On 04/04/12 19:21, Eliot Gable wrote:
I have a Perl daemon handling some events on a system which inserts or updates rows in Postgres, and something is causing memory usage to grow. I see the RSS memory size allocated to the Postgres connection continual going up (slowly) and the RSS size allocated to the Perl daemon also continually going up (slowly). The Perl daemon is using DBIx to make insert and update queries to the Postgres DB.

I believe DBIx is more of a namespace than a specific module - do you mean DBIx::Class or DBI perhaps? If the former, the IRC channel #dbix-class on irc.perl.org tends to be very helpful in tracing problems like this, particularly if you can provide a reproducible test case.

There is only one connection open between the Perl daemon and the Postgres DB. That connection stays open until the daemon exits or is killed. When the daemon is killed, the Postgres back end is terminated and all of its memory is released.

Any suggestions on how to go about troubleshooting this would be useful. Most specifically, I would like to know how to find out what the Postgres process for that connection is doing with all that memory. Is there a way I can see what the memory is allocated for? Would running GDB on the Postgres process help? Is there any logging I can turn on which might help shed some light on what's using the memory? Anything in particular anyone knows about which I should look for which might cause both Perl and Postgres memory usage to climb continually?

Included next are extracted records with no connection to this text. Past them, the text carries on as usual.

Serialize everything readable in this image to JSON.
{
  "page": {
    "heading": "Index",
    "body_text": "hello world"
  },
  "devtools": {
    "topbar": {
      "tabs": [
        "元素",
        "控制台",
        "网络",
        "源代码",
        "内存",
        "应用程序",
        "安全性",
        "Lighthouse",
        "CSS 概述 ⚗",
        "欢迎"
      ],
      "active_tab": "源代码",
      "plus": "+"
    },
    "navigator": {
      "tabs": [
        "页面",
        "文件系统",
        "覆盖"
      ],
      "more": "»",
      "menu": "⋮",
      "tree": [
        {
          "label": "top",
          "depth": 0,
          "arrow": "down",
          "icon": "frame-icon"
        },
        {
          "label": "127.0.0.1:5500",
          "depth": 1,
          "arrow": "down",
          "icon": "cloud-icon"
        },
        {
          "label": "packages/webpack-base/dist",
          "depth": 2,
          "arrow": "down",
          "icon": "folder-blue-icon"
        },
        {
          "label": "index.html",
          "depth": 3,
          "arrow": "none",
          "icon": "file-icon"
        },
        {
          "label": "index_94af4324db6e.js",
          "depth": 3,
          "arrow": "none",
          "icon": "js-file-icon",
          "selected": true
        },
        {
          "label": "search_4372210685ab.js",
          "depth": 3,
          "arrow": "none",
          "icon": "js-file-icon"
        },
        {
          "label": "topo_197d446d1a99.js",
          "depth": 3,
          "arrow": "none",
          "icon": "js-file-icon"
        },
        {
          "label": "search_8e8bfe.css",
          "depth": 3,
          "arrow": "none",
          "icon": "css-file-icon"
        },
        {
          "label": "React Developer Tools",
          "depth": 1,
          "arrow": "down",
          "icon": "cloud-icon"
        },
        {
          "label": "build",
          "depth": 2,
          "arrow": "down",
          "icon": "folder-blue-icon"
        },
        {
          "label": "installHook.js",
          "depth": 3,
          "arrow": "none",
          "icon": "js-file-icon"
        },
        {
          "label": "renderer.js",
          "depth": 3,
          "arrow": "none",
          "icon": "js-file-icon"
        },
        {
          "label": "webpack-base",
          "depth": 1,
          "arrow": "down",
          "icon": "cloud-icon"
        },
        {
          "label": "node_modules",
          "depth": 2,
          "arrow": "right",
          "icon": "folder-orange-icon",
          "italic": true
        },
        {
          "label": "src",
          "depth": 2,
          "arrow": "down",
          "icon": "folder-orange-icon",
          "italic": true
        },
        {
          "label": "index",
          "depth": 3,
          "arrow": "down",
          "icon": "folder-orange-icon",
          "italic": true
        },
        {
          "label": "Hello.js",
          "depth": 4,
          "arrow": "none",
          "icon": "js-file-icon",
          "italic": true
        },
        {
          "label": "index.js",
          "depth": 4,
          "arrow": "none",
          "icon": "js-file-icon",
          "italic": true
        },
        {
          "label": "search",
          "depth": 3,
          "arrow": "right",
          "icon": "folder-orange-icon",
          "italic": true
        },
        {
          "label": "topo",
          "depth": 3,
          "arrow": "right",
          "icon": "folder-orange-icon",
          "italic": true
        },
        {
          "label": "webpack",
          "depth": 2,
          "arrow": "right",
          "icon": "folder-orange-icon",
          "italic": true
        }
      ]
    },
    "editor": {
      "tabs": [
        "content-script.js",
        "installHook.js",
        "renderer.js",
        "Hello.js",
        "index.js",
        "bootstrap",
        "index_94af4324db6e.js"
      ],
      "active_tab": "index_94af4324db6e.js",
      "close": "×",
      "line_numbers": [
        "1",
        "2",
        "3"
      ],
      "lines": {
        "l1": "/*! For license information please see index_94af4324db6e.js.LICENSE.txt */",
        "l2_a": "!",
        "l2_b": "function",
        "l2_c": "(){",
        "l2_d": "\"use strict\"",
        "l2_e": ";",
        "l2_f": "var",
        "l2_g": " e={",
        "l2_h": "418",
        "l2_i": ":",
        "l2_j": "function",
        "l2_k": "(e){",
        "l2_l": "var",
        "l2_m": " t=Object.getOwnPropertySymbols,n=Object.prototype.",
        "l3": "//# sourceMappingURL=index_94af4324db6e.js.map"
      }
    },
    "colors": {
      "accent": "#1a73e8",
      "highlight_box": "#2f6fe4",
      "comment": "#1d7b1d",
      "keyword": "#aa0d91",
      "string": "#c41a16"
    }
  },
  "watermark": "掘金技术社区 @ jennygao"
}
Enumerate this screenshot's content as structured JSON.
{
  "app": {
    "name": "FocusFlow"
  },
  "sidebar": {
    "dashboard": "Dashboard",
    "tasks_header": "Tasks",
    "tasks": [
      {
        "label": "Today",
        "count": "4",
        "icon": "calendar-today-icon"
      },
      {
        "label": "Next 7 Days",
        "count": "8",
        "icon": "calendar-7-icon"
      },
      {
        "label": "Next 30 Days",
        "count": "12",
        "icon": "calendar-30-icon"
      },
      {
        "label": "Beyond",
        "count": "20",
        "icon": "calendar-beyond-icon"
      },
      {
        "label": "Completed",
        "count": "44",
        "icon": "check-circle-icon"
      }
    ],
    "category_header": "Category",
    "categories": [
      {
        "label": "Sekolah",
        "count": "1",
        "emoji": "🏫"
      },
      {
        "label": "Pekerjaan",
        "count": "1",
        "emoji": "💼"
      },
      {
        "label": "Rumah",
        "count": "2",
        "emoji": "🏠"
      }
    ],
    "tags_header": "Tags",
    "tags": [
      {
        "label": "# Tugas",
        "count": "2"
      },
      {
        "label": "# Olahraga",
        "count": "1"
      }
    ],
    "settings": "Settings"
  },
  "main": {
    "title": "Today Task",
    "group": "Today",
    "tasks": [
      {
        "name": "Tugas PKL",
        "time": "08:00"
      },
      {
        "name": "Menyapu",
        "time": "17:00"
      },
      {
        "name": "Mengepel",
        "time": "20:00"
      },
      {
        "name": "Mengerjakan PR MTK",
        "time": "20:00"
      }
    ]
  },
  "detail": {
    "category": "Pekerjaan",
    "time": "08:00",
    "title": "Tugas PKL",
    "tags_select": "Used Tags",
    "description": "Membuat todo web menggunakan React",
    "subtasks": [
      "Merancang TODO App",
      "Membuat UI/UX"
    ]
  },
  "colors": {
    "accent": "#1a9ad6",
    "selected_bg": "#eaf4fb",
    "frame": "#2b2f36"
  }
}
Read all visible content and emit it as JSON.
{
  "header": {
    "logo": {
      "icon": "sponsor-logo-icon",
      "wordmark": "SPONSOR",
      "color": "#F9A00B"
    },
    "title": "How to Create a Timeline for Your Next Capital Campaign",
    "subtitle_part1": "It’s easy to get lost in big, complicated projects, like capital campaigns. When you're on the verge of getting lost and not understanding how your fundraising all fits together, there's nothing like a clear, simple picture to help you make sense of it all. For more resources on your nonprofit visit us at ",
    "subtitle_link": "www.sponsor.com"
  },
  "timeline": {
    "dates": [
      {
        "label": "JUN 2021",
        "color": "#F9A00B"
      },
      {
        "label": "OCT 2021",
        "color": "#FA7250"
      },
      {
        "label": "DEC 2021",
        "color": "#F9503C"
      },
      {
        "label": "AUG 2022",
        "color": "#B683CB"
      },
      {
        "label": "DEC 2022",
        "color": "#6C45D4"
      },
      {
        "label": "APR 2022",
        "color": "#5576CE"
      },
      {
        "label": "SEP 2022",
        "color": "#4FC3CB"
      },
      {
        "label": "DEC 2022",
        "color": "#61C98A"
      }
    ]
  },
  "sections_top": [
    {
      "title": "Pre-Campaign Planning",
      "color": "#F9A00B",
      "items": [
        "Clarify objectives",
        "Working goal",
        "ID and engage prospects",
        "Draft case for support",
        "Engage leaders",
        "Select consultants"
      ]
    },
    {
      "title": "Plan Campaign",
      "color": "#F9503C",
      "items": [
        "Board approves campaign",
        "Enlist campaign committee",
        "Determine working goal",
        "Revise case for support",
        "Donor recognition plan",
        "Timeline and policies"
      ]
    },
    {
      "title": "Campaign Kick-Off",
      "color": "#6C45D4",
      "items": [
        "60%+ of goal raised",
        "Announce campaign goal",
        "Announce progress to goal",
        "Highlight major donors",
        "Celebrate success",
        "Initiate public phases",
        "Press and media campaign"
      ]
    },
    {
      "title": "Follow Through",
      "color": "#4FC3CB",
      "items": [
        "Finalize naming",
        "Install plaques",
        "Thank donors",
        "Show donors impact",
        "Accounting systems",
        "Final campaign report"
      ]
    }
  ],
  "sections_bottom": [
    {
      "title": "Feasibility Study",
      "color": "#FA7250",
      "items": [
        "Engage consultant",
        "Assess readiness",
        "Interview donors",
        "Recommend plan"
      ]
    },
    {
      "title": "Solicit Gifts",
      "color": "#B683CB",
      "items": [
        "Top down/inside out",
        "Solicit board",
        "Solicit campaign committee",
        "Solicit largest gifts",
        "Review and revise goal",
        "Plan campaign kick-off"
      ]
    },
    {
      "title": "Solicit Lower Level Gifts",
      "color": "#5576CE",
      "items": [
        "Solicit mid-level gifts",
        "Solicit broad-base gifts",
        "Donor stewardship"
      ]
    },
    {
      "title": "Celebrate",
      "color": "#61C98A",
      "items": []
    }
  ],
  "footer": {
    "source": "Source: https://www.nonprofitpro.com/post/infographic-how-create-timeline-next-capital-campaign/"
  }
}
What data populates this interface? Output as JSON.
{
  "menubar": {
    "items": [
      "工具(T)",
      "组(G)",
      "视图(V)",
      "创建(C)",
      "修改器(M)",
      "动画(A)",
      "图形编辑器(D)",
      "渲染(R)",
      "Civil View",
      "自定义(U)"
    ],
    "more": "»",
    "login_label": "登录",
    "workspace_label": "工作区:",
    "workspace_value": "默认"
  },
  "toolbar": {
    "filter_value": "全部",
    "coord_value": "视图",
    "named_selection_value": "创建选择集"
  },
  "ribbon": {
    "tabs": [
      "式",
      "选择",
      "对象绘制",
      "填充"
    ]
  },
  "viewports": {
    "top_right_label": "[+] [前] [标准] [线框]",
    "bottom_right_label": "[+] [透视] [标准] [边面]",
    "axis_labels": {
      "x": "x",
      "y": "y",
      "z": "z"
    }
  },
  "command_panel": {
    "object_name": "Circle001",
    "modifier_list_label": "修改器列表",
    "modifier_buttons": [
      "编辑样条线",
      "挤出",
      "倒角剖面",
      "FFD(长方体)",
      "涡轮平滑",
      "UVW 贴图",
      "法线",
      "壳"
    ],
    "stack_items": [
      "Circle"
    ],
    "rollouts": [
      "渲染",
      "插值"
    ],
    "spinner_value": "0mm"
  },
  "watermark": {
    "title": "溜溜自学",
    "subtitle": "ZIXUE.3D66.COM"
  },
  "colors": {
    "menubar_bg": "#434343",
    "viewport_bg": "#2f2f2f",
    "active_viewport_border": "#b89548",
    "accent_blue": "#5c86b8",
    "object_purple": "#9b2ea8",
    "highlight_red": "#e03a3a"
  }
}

On the Perl side, Devel::Size and possible Test::MemoryGrowth may be of some use in tracing where the memory is going. Does the memory usage hit a ceiling at any point, or does it carry on until all virtual memory is exhausted? You could try running the postgres and perl daemons with lower ulimit -m / ulimit -v settings if the increase in memory is too slow to test this in a reasonable timeframe.

Other than that, maybe try looking for statement handles that aren't closed or long-running transactions?